Full Datadog deployment walkthrough (Part 2)
Vendor-specific field mappings
Cost/performance benchmarking
ARP + EMS webhook + Datadog alerting (Part 3)
FPolicy binary protocol internals (future post)

The Problem Nobody Talks About

You're running Amazon FSx for NetApp ONTAP. You've enabled file access auditing because compliance requires it — or because you genuinely want to know who's accessing what on your file shares.

But where do those audit logs go?

If you followed the official AWS blog post, you likely ended up with EC2-based collectors: syslog-ng for cluster/admin audit forwarding, and a mounted audit volume plus Splunk Universal Forwarder for file access audit logs. It works. But now you have:

EC2 instances to patch and maintain
NFS mounts to the audit volume
syslog-ng configuration for admin audit forwarding
Splunk Universal Forwarder configuration for file access logs
A single point of failure unless you build your own HA pattern
Vendor lock-in to Splunk's agent-based model

What if you could replace that EC2-based collector pattern with managed services — Lambda reads audit logs via S3 APIs, no NFS mount required — and ship to any observability platform?
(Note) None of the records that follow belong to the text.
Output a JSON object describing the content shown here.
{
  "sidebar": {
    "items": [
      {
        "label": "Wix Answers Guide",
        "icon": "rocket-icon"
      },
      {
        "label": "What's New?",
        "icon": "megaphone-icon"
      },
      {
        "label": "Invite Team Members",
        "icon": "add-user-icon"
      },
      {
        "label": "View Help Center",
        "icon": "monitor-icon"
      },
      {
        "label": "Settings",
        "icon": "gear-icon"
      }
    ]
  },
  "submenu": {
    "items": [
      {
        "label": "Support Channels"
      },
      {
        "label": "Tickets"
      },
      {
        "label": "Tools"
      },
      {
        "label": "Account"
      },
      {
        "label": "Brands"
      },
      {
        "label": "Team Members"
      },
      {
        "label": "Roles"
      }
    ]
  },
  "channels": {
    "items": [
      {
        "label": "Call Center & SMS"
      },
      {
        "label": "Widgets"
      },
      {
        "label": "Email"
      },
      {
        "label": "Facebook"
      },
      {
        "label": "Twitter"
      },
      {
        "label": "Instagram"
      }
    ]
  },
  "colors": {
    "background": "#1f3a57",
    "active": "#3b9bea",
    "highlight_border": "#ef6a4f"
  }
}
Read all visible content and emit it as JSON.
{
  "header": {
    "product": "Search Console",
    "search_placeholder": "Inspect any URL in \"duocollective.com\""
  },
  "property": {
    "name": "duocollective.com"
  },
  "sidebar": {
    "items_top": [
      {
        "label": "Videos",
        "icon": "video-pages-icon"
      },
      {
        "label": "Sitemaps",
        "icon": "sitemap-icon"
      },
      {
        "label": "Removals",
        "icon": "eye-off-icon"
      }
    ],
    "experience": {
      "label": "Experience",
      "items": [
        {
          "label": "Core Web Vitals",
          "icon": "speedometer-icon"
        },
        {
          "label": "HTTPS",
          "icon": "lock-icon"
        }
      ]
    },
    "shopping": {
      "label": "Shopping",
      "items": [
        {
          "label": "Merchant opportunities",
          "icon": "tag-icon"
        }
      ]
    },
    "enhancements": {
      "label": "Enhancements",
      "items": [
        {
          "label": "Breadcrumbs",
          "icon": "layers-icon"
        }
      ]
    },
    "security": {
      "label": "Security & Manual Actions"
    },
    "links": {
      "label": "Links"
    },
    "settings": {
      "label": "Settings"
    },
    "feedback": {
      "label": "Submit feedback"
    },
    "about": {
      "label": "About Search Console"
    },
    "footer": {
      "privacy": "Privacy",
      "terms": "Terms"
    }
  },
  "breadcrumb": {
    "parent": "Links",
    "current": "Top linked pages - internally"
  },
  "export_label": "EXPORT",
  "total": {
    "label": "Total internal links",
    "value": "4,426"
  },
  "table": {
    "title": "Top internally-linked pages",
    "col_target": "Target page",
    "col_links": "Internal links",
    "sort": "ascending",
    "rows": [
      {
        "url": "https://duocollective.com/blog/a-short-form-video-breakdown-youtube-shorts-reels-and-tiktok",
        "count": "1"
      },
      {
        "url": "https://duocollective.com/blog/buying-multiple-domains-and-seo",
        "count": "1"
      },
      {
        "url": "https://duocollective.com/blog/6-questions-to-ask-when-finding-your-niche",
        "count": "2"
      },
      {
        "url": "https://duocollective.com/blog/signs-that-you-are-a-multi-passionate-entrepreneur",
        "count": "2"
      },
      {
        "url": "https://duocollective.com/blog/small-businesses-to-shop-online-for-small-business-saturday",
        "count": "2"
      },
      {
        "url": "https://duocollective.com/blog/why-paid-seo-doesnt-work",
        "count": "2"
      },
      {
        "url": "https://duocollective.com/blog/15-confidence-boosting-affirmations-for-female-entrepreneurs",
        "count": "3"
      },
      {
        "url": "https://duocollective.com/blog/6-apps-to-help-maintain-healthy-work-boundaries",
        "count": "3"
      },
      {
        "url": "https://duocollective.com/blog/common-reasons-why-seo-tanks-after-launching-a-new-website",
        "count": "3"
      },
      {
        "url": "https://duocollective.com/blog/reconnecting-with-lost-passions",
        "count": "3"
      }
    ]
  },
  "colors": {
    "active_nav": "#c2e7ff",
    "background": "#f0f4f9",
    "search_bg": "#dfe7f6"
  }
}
That's the goal of this project.

Important Distinction: Two Types of ONTAP Audit

Before diving in, a clarification. FSx for ONTAP has two distinct audit mechanisms:

Cluster/admin activity audit logs — Administrative operations (CLI/API commands). These are forwarded via syslog to a log destination, as described in the AWS blog.
File access audit logs — SMB/NFS file operations (open, read, write, delete, permission changes). These are recorded based on ONTAP audit policies and SACLs/NFSv4 ACLs, stored in EVTX or XML format, depending on your ONTAP audit configuration, on an audit volume inside the SVM.

In this series, "audit logs" refers to file access audit logs (type 2). The cluster admin audit forwarding via syslog is a separate concern.

The EC2-Free Alternative

I'm building an open-source pattern library that targets 9 observability vendors using Lambda, EventBridge Scheduler, and ECS Fargate — eliminating the need for self-managed EC2 instances.

This is EC2-free, not necessarily Lambda-only:

The audit-log and EMS paths are Lambda patterns (scheduled and event-driven respectively).
The FPolicy path uses ECS Fargate because ONTAP FPolicy requires a persistent TCP listener.

How Audit Logs Flow

ONTAP's file access auditing writes rotated audit log files to a configured destination path inside the SVM. In this project, that destination is an audit volume exposed through an FSx for ONTAP S3 Access Point. Lambda does not mount NFS or SMB; it reads the rotated audit log files through S3 APIs.

Because this pattern does not rely on S3 ObjectCreated events from FSx for ONTAP S3 Access Points, the audit processor is invoked on a schedule and uses checkpointing to process only newly rotated log files.

FSx for ONTAP audit configuration (`vserver audit`)
    │
    ▼ audit logs written to /audit volume
Audit volume exposed via FSx for ONTAP S3 Access Point
    │
    ▼ EventBridge Scheduler (periodic invocation)
Lambda audit processor (Python 3.12)
    │
    ▼ parse EVTX/XML → normalize → vendor API
Datadog / Splunk / New Relic / Grafana / Elastic / ...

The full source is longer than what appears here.